Graphic courtesy of JCPRD

Big Bull Creek Park, almost 2000 acres generally southeast of Edgerton, may finally be developed, at least according to a master plan developed by the Johnson County Park and Recreation District. The land was originally purchased more than a decade ago. In the late 1990’s county officials prioritized undeveloped property for parks while it was still affordable.
A public hearing is set for 4:30-7 p.m. Feb. 22 at New Century Fieldhouse.
Because Edgerton is adjacent to the west side of the park, “This park has the opportunity to act like a large backyard for the residents and businesses of Edgerton,” according to the master plan.

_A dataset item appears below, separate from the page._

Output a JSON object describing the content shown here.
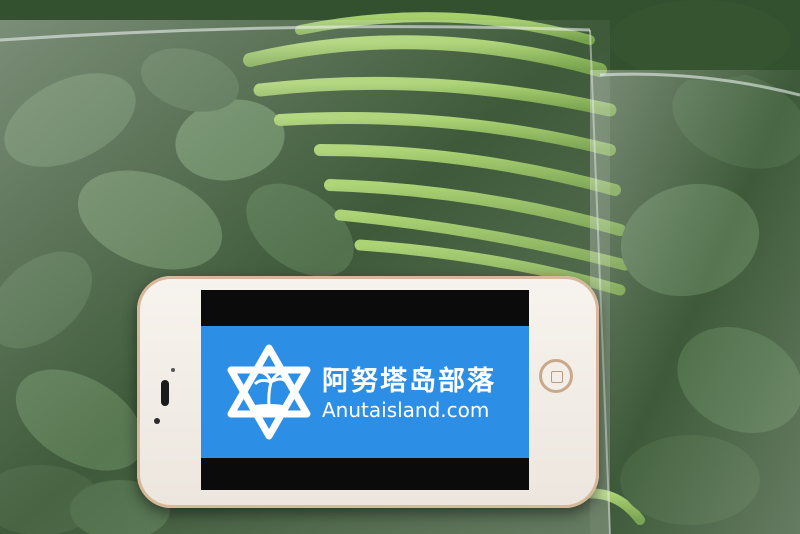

A primary entrance is being planned along Sunflower Road to provide easy access from the Interstate 35 Sunflower Road exit. Pedestrian access to trails have been planned.

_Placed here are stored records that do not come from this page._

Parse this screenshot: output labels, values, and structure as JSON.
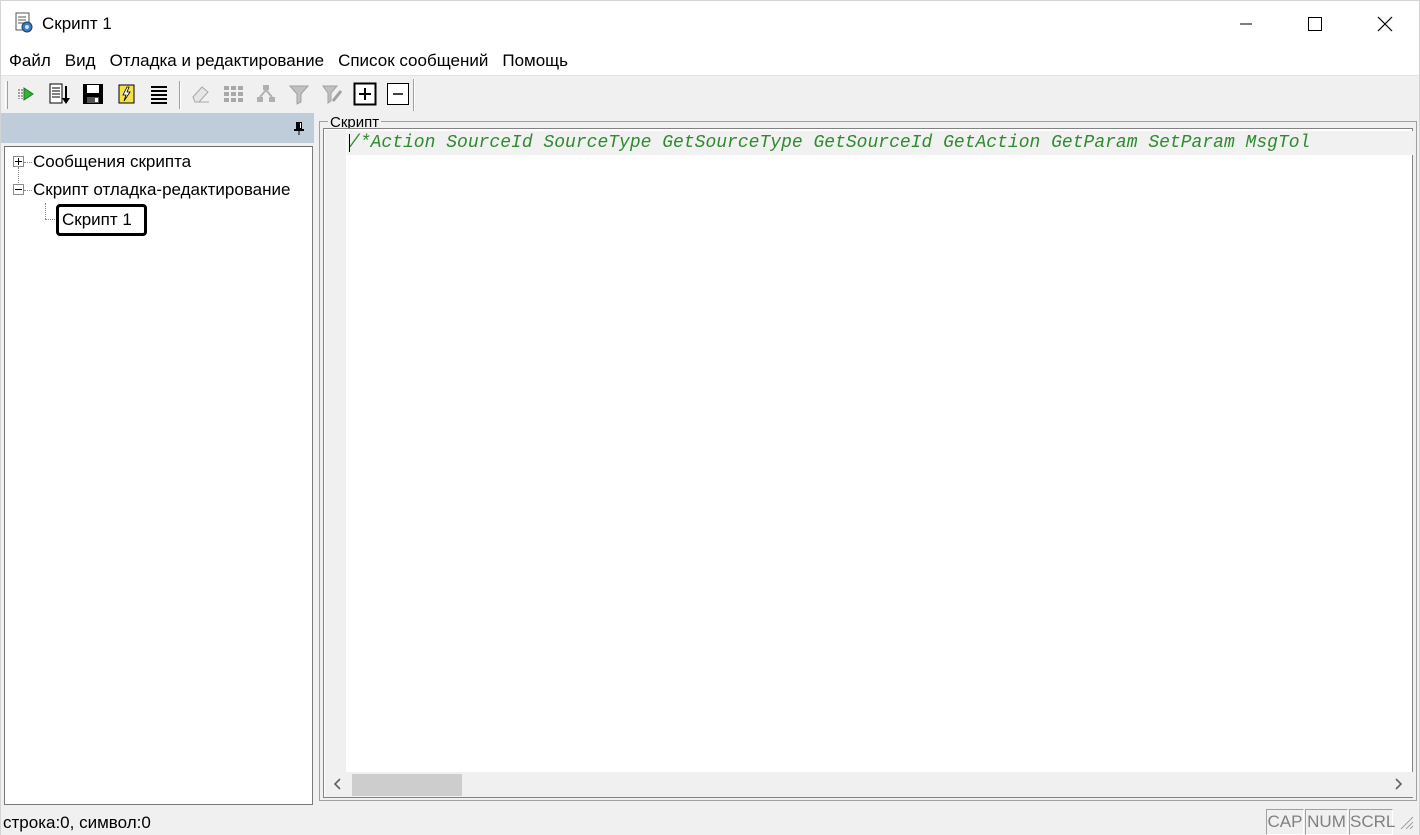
{
  "window": {
    "title": "Скрипт 1"
  },
  "menu": {
    "items": [
      "Файл",
      "Вид",
      "Отладка и редактирование",
      "Список сообщений",
      "Помощь"
    ]
  },
  "toolbar": {
    "buttons": [
      {
        "icon": "run-icon",
        "enabled": true
      },
      {
        "icon": "step-into-icon",
        "enabled": true
      },
      {
        "icon": "save-icon",
        "enabled": true
      },
      {
        "icon": "compile-icon",
        "enabled": true
      },
      {
        "icon": "list-icon",
        "enabled": true
      },
      {
        "icon": "eraser-icon",
        "enabled": false
      },
      {
        "icon": "grid-icon",
        "enabled": false
      },
      {
        "icon": "tree-nodes-icon",
        "enabled": false
      },
      {
        "icon": "filter-icon",
        "enabled": false
      },
      {
        "icon": "filter-edit-icon",
        "enabled": false
      },
      {
        "icon": "expand-all-icon",
        "enabled": true
      },
      {
        "icon": "collapse-all-icon",
        "enabled": true
      }
    ]
  },
  "tree": {
    "nodes": [
      {
        "label": "Сообщения скрипта",
        "expanded": false
      },
      {
        "label": "Скрипт отладка-редактирование",
        "expanded": true
      },
      {
        "label": "Скрипт 1",
        "selected": true
      }
    ]
  },
  "editor": {
    "group_label": "Скрипт",
    "line1": "/*Action SourceId SourceType GetSourceType GetSourceId GetAction GetParam SetParam MsgTol",
    "code_color": "#2e8b2e"
  },
  "status": {
    "text": "строка:0, символ:0",
    "indicators": [
      "CAP",
      "NUM",
      "SCRL"
    ]
  }
}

Because of the park’s size, it will be organized into several zones of about 500 acres.
“Each zone will aim to be at least 500 contiguous acres in size, with no paved roads, lighting, or buildings inside the perimeter,” the plan states. Paved and soft trails will be only on the zone edges. Planned areas include prairie habitat, savanna habitat, forest habitat and core habitat.
Active recreation will be largely determined by access from Interstate 35 and US 56 Highway.
North of 199th Street activities may include disc golf course, fishing pond, open air shelters, a large four-season rental pavilion that would accommodate 200 people, a dog park, glampground (glamourous camping), RV campground, nature playground, and a tent campground.
Mildale Farm will retain its current use as a rental facility.
The proposed Sunflower entry in the Center Zone, across from Martin Creek Park, includes a Sunflower Pavillion for 200 users, welcome kiosk, open air shelters, destination playground, loop trails and a Weber Farm Overlook. Building remnants of the original Weber Farm will be removed, but the plan recommends two concrete silos be retained as unique landmarks. An overlook of surrounding landscape is also planned for the farm site.
South of 199th, the plan calls for passive use including: trail use, creek access, and some group camping. Auto traffic will be limited.
At the many trails, signs will be placed to provide information, park map, amenity locations, drinking water and a shade structure. Trails will be both hard and soft surface. There will also be clearly designated equestrian trails and forested areas.